Видя такое горе, сердобольная тетушка Франсуаза немного отмякла и, пожалев бедолагу, налила ему для успокоения солидную кружечку.
– Гордыня твоя, Жак, тебя и погубила! – толковала она кузнецу. – Возомнил себя выше Господа, над людьми потешался, козла за дьявола выдавал – вот Господь от тебя и отвернулся. А дьявол сразу углядел твою червоточину и шасть прямиком в козла или в черного – уж и не знаю в кого, может и в обоих. Покайся, грехи отмоли, службу отслужи, кузницу святой водой от нечисти очисти – и живи, как все люди, добрым, веселым католиком!

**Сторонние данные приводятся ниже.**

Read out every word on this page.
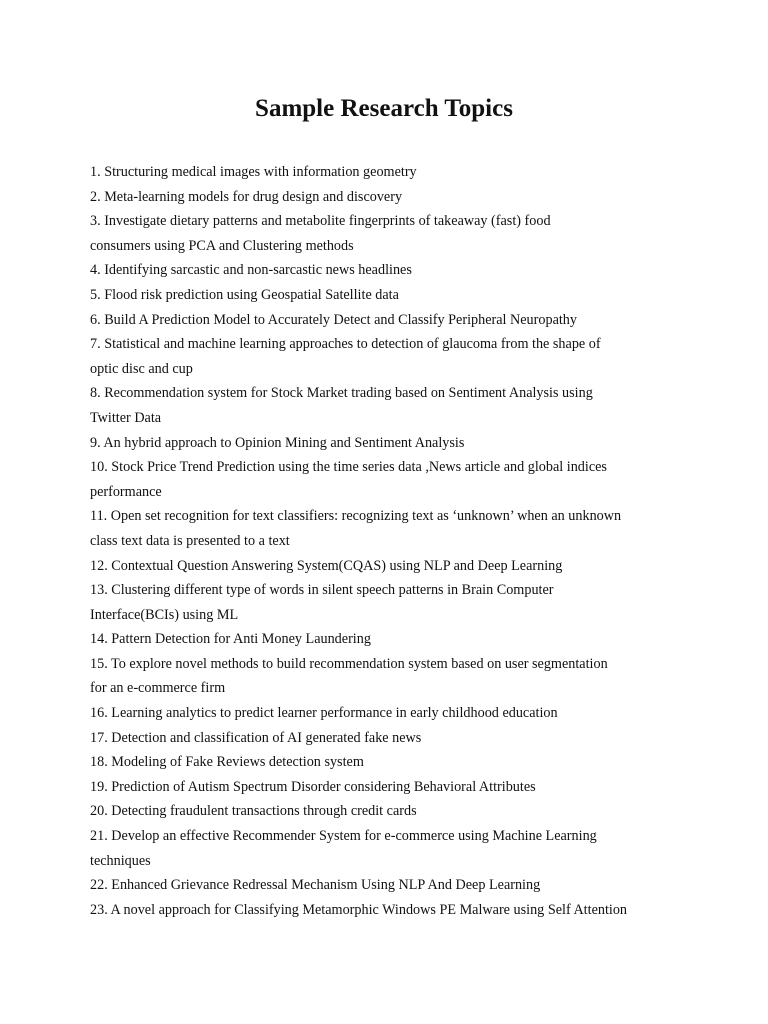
Sample Research Topics
1. Structuring medical images with information geometry
2. Meta-learning models for drug design and discovery
3. Investigate dietary patterns and metabolite fingerprints of takeaway (fast) food
consumers using PCA and Clustering methods
4. Identifying sarcastic and non-sarcastic news headlines
5. Flood risk prediction using Geospatial Satellite data
6. Build A Prediction Model to Accurately Detect and Classify Peripheral Neuropathy
7. Statistical and machine learning approaches to detection of glaucoma from the shape of
optic disc and cup
8. Recommendation system for Stock Market trading based on Sentiment Analysis using
Twitter Data
9. An hybrid approach to Opinion Mining and Sentiment Analysis
10. Stock Price Trend Prediction using the time series data ,News article and global indices
performance
11. Open set recognition for text classifiers: recognizing text as ‘unknown’ when an unknown
class text data is presented to a text
12. Contextual Question Answering System(CQAS) using NLP and Deep Learning
13. Clustering different type of words in silent speech patterns in Brain Computer
Interface(BCIs) using ML
14. Pattern Detection for Anti Money Laundering
15. To explore novel methods to build recommendation system based on user segmentation
for an e-commerce firm
16. Learning analytics to predict learner performance in early childhood education
17. Detection and classification of AI generated fake news
18. Modeling of Fake Reviews detection system
19. Prediction of Autism Spectrum Disorder considering Behavioral Attributes
20. Detecting fraudulent transactions through credit cards
21. Develop an effective Recommender System for e-commerce using Machine Learning
techniques
22. Enhanced Grievance Redressal Mechanism Using NLP And Deep Learning
23. A novel approach for Classifying Metamorphic Windows PE Malware using Self Attention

– Да не за христианским напутствием я пришел! – забубнил из-за кружки малость оживший кузнец. – Дьявол он или человек, вы все-таки посматривайте – может, попадется. А мне, господин Шевро, свинья теперь позарез нужна!
– Ну что ты за человек, Жак! – всплеснула руками тетушка Франсуаза. – Неужто не образумишься?! То козел, то свинья – так и мудришь, так и мудришь! Воистину, горбатого могила исправит!
– Раз сарацина нет, без свиньи не обойтись! – не желая раскрывать тайн ремесла, глухо и непонятно объяснил кузнец.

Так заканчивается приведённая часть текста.